Stack Overflow and more explicitly Reddit both bring together these enclaves to great effect, creating a mashup of mashups. For example, Reddit's /r/athiesm and /r/christianity had a charity-donation contest (/r/athiesm won, by sheer number of people). From that article:

"At first I was worried this would turn into a big war ... but this is a friendly thing," Crymes said. "If it means that two communities that historically have animosity towards each other can tone it down for a while, that's great."

(talk about this a bit more)

Conclusion

Most of this I'm making up as I go along, and I could use a lot of theory to back up these thoughts (My new-media anthropologist girlfriend is going insane trying to edit this: "I have four articles on media ideologies that you need to read!"). Working with what I have - mostly Bellah with a bit of Lanier and lots of original research (which would be removed from Wikipedia), I feel as though these two community/enclaves have some interesting similarities. Despite Stack Overflow's more restrictive structure and more hierarchical organization, it faces the same complaints and issues about welcoming new users as does the loose, democratic, "hivemind" Reddit.

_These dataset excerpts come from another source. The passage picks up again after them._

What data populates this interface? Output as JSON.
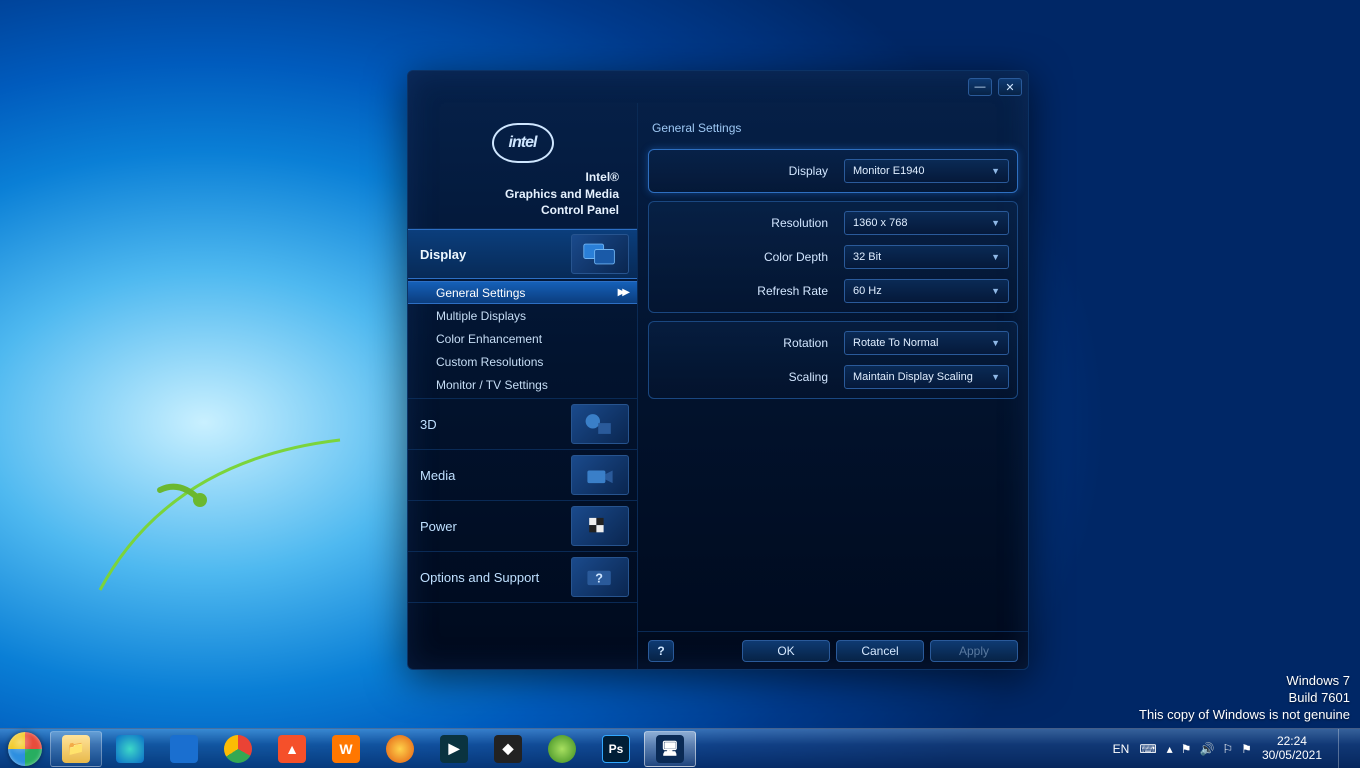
{
  "window": {
    "logo_text": "intel",
    "title_line1": "Intel®",
    "title_line2": "Graphics and Media",
    "title_line3": "Control Panel",
    "minimize_glyph": "—",
    "close_glyph": "✕"
  },
  "nav": {
    "display": "Display",
    "sub_general": "General Settings",
    "sub_multiple": "Multiple Displays",
    "sub_color": "Color Enhancement",
    "sub_custom": "Custom Resolutions",
    "sub_monitor": "Monitor / TV Settings",
    "three_d": "3D",
    "media": "Media",
    "power": "Power",
    "options": "Options and Support",
    "arrow": "▶▶"
  },
  "content": {
    "section_title": "General Settings",
    "rows": {
      "display_label": "Display",
      "display_value": "Monitor E1940",
      "resolution_label": "Resolution",
      "resolution_value": "1360 x 768",
      "depth_label": "Color Depth",
      "depth_value": "32 Bit",
      "refresh_label": "Refresh Rate",
      "refresh_value": "60 Hz",
      "rotation_label": "Rotation",
      "rotation_value": "Rotate To Normal",
      "scaling_label": "Scaling",
      "scaling_value": "Maintain Display Scaling"
    },
    "caret": "▼"
  },
  "buttons": {
    "help": "?",
    "ok": "OK",
    "cancel": "Cancel",
    "apply": "Apply"
  },
  "watermark": {
    "line1": "Windows 7",
    "line2": "Build 7601",
    "line3": "This copy of Windows is not genuine"
  },
  "tray": {
    "lang": "EN",
    "keyboard": "⌨",
    "up": "▴",
    "net": "⚑",
    "vol": "🔊",
    "action": "⚐",
    "flag": "⚑",
    "time": "22:24",
    "date": "30/05/2021"
  }
}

As NerdzRuleUs says, Reddit is a "bunch of individuals", which reflects the internet - Humans posting comments - and that creates a community. But when that community becomes a gated community, it risks alienating new users and stagnating. Downvoting without explanation creates a large disincentive to return.

And yet the internet spirals on, creating and consuming, and its fragmentation and life-cycle are dependent on the humans who drive it along.